It didn’t come out cleanly. Tendrils of void energy, like black roots, tore from Kaelum’s chest, his veins, his eyes. The High Priest convulsed, his body collapsing into ash as the parasitic structure was violently extracted. What was left wasn’t a seed, but a writhing, fist-sized knot of condensed darkness in Lin Tian’s palm. It tried to burrow into his skin, to infect his sovereign energy with its nothingness.
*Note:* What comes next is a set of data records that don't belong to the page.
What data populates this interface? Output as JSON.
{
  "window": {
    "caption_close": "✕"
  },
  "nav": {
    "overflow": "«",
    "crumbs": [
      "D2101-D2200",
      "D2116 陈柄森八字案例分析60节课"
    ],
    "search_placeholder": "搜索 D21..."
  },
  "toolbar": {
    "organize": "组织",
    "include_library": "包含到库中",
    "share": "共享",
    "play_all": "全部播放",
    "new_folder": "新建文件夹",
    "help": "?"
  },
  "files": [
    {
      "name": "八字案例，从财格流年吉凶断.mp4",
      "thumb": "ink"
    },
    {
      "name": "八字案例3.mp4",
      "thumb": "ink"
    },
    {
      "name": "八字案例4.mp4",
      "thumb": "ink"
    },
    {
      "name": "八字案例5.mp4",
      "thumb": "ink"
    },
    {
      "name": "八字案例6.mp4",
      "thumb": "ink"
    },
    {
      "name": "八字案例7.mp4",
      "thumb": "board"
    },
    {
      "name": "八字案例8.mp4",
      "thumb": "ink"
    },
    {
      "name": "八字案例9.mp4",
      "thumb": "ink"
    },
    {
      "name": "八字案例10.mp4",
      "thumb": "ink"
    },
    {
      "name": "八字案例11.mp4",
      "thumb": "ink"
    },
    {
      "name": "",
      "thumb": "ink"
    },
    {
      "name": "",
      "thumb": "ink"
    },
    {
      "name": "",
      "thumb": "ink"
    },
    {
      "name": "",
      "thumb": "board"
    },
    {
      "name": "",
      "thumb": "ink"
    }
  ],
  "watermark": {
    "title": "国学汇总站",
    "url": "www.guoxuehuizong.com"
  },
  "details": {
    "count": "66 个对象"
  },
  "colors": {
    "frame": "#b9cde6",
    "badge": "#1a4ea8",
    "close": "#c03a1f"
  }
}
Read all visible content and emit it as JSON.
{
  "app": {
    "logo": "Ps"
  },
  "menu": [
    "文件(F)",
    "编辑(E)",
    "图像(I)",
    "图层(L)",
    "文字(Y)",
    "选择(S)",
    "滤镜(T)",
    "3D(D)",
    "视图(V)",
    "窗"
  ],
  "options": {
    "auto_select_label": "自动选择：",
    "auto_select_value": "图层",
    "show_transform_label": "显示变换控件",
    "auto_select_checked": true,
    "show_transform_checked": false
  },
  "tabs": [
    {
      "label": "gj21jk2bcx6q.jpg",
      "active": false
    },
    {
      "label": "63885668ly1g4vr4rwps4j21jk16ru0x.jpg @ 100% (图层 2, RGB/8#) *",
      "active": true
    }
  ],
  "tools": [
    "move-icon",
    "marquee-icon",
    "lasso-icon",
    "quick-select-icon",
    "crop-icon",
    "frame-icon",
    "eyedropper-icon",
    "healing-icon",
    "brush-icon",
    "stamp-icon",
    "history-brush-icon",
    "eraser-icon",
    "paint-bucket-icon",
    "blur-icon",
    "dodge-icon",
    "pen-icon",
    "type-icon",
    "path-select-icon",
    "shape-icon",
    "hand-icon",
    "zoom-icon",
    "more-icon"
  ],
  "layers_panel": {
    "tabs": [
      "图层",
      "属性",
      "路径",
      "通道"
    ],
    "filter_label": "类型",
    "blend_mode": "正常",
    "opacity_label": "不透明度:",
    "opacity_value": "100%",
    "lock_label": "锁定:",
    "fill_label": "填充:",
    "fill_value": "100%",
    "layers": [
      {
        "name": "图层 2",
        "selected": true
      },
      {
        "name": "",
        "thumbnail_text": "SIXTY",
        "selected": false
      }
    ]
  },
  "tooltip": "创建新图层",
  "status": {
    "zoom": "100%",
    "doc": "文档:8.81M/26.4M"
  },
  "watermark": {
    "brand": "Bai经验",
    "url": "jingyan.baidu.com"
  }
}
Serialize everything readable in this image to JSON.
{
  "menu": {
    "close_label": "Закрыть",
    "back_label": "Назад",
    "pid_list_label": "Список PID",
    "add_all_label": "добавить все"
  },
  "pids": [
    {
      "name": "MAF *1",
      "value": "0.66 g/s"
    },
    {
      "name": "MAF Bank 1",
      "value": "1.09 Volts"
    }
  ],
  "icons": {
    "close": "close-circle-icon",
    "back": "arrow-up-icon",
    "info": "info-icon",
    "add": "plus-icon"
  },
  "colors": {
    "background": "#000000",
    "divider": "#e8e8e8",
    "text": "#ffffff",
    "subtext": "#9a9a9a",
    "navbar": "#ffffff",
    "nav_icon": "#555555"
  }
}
The Link Pentagon above him flared. The sovereign energy in Lin Tian’s body surrounded the knot, not fighting it, not purifying it. It digested it.

The void-knot unraveled. Its essence—its memories, its purpose, its point of origin—was stripped away and absorbed. Lin Tian saw flashes. A throne of silence in a place where stars went to die. A figure, vast and indistinct, watching through a thousand such seeds scattered across the world. A plan, not of conquest, but of unraveling. To sever all resonant bonds, to return the universe to a state of sterile, silent isolation.

And he saw a location. Not a name on a map, but a feeling, a spiritual coordinate etched into the fabric of reality. A place of profound, aching silence at the edge of the known world. A canyon where sound went to die, and ambition was buried.

The Canopy That Never Falls.

The knowledge settled into him, cold and heavy. The Void Monarch’s primary anchor, one of the three strongholds. The source of the Anti-Resonance that had killed his clan’s caravan.

The last of the void-knot dissipated from his hand, leaving only a faint, cold tingle. The sanctum was silent. The heart-fire burned clean and steady. Queen Althea lowered her hammer, her face unreadable. His team stood behind him, waiting.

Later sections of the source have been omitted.